2024 Workshop on Breton Language Technologies

De Arbres

The CNRS laboratory IKER is organizing the 2024 Workshop on Breton Language Technologies, which will take place at the University of Quimper (Brittany) on June 8.


Contacts :

Mélanie Jouitteau: melanie.jouitteau at iker.cnrs.fr
Milan Rezac: milan.rezac at iker.cnrs.fr


The aim of this workshop is to facilitate a meeting of minds between linguists and developers of technologies for Breton and Brittonic languages. Our objective is to foster a deeper understanding of each other's achievements and to build our collective capacity in this field. The date has been chosen to fall between the Celtic Student Conference in Brest from May 30 to June 1, and the CRBC Breton Summer School in English beginning on June 10 in Quimper. It will be possible to follow the event on-line.

We are in the process of putting together a comprehensive program that includes various interventions and thematic sessions.

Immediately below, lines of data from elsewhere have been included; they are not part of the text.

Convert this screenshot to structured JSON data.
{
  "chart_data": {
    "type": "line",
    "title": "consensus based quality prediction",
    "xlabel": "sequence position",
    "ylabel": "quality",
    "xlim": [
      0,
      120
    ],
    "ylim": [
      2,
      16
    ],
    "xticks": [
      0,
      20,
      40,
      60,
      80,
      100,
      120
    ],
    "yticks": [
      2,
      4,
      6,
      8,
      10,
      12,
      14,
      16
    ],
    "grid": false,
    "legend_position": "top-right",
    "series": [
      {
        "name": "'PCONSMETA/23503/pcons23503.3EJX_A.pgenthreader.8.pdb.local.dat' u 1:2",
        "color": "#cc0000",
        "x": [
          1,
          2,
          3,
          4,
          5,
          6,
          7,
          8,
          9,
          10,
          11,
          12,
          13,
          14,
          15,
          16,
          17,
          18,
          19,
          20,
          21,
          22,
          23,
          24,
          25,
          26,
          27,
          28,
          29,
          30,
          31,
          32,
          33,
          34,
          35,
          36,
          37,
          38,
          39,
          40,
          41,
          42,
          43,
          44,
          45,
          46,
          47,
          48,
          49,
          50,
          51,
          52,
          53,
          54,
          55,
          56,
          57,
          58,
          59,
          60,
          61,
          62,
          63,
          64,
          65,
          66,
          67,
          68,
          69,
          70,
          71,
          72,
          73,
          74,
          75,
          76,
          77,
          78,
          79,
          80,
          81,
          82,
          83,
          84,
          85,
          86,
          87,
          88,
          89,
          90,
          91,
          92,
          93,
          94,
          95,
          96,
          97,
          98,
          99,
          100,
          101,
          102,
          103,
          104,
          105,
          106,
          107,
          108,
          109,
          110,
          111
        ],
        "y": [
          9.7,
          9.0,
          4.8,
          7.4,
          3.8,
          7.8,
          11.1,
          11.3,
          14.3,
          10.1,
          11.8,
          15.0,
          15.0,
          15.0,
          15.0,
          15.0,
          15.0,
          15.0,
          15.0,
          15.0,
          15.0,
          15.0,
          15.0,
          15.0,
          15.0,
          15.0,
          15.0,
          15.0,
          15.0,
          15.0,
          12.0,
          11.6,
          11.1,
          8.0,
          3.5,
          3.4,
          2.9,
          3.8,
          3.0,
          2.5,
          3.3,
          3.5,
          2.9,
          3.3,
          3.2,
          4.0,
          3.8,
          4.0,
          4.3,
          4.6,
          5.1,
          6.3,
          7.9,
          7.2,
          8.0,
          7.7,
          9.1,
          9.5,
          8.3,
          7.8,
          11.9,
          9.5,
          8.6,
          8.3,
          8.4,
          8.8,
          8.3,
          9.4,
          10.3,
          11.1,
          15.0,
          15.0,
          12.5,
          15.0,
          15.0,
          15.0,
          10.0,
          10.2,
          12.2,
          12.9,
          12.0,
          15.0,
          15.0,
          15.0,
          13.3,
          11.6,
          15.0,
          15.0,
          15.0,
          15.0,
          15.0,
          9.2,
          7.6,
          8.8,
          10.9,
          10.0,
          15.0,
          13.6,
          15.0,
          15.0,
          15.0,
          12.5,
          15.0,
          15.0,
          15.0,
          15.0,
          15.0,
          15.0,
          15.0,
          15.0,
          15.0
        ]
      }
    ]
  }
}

Confirmed speakers and attendants so far:

Liana Ermakova (UBO), Loic Grobol (U. Paris Nanterre), Johannes Heinecke (Orange), Mélanie Jouitteau (IKER, CNRS), Gweltaz Duval-Guennoc (indépendant), Alan Entem (indépendant), Tanguy Solliec (LACITO, CNRS)


UD and dependency parsing

Johannes Heinecke

Multilingual Dependency Parsing for Celtic languages and its neighbouring languages

Dependency parsing is a typical NLP task which takes plain sentences as input and generates dependency syntax trees as output. Currently, we deploy dependency parsing in a tool chain for preprocessing customer and employee comments on products and services, in order to classify thematically. POS tagging and dependency parsing is used to identify easily "who did what" and to create nominal groups as keywords (instead of simple words). In the past, handcrafted rules and lexicons where written to make a parser work. Later statistical approaches proved far more efficient, both for transition-based and graph-parsers. Recently, notably since the advent of word-embeddings (like Word2Vec) and later context aware word embeddings such as obtained from language models like BERT, graph-parsers proved to be even better. All statistical based approaches to dependency parsing need, training data. The Universal Dependency (UD) project provides the needed data in form of 150 treebanks in over hundred languages. Even though some treebanks are very small (as for instance the Breton treebank Breton KEB), others are rich. In case of little or no treebank data, transfer learning on similar languages can be successful, notably with the UD data: UD data has been annotated using a single set of guidelines for all languages. For instance, the set of possible part-of-speech tags, dependency relations or morpho-syntactic features are defined universally. Most treebanks are monolingual, if expression from other languages like film titles or geographic names which can occur in the data are not counted as bi- or multilingual. In the real world, especially for speakers of Celtic languages, code switching is everywhere. We present a multilingual dependency parsing model (graph-parser) which can parse any mixture of Welsh, Irish, Scottish-Gaelic, Manx with English or French without losing much quality with respect to a monolingual model.